Given the resurgence of neural network-based techniques in recent years, it is important for data science practitioner to understand how to apply these techniques and the tradeoffs between neural network-based and traditional statistical methods.
This lecture discusses two specific techniques: Vector Autoregressive (VAR) Models and Recurrent Neural Network (RNN). The former is one of the most important class of multivariate time series statistical models applied in finance while the latter is a neural network architecture that is suitable for time series forecasting. I’ll demonstrate how they are implemented in practice and compares their advantages and disadvantages. Real-world applications, demonstrated using python and Spark, are used to illustrate these techniques. While not the focus in this lecture, exploratory time series data analysis using time-series plot, plots of autocorrelation (i.e. correlogram), plots of partial autocorrelation, plots of cross-correlations, histogram, and kernel density plot, will also be included in the demo.

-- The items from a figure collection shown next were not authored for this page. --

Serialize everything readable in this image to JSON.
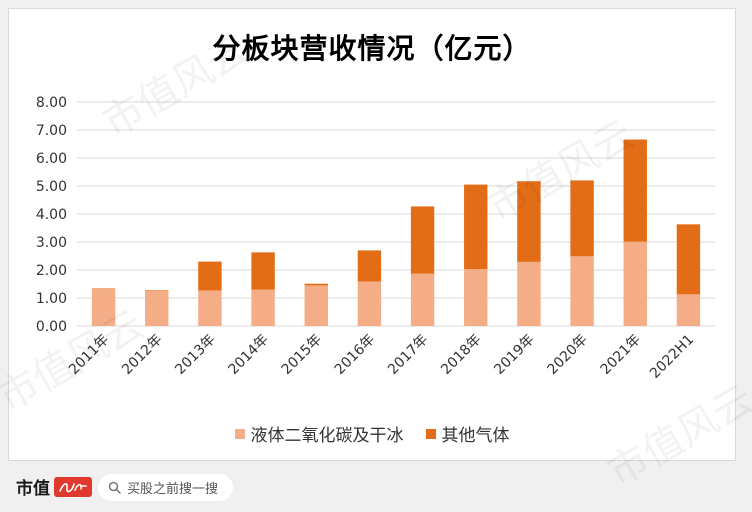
{
  "chart_data": {
    "type": "bar",
    "stacked": true,
    "title": "分板块营收情况（亿元）",
    "categories": [
      "2011年",
      "2012年",
      "2013年",
      "2014年",
      "2015年",
      "2016年",
      "2017年",
      "2018年",
      "2019年",
      "2020年",
      "2021年",
      "2022H1"
    ],
    "series": [
      {
        "name": "液体二氧化碳及干冰",
        "color": "#f4ad87",
        "values": [
          1.32,
          1.26,
          1.27,
          1.3,
          1.45,
          1.59,
          1.87,
          2.03,
          2.29,
          2.49,
          3.01,
          1.13
        ]
      },
      {
        "name": "其他气体",
        "color": "#e36c17",
        "values": [
          0.02,
          0.02,
          1.03,
          1.33,
          0.06,
          1.11,
          2.4,
          3.02,
          2.88,
          2.71,
          3.65,
          2.5
        ]
      }
    ],
    "ylim": [
      0,
      8
    ],
    "yticks": [
      "0.00",
      "1.00",
      "2.00",
      "3.00",
      "4.00",
      "5.00",
      "6.00",
      "7.00",
      "8.00"
    ],
    "grid": true,
    "legend_position": "bottom"
  },
  "watermark": "市值风云",
  "footer": {
    "brand": "市值",
    "search_placeholder": "买股之前搜一搜"
  }
}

The attendees will learn – the formulation of a time series forecasting problem statement in context of VAR and RNN – the application of Recurrent Neural Network-based techniques in time series forecasting – the application of Vector Autoregressive Models in multivariate time series forecasting – the pros and cons of using VAR and RNN-based techniques in the context of financial time series forecasting – When to use VAR and when to use RNN-based techniques
Session hashtag: #SAISDL4
Jeffrey is the Head of Data Science at the Store Technology Group of Walmart U.S. Technology. His prior roles include the Chief Data Scientist / Global Head of Data Science at AllianceBernstein, a global asset-management firm that managed over $500 billions in assets, Vice President of Data Science at Silicon Valley Data Science, Head of Risk Analytics and Quantitative Modeling at Charles Schwab Corporation, and Director of Risk Consulting at KPMG. He has also taught economics, econometrics, finance, statistics, and machine learning at UC Berkeley, Cornell, NYU, University of Pennsylvania, and Virginia Tech. Jeffrey is active in the data science community and often speaks at data science conferences in the U.S., Europe, and Asia. He has many years of experience in applying a wide range of econometric and machine learning techniques to create analytic solutions for financial institutions, various businesses, and policy institutions. Jeffrey holds a Ph.D. and an M.A. in Economics from the University of Pennsylvania and a B.S. in Mathematics and Economics from UCLA.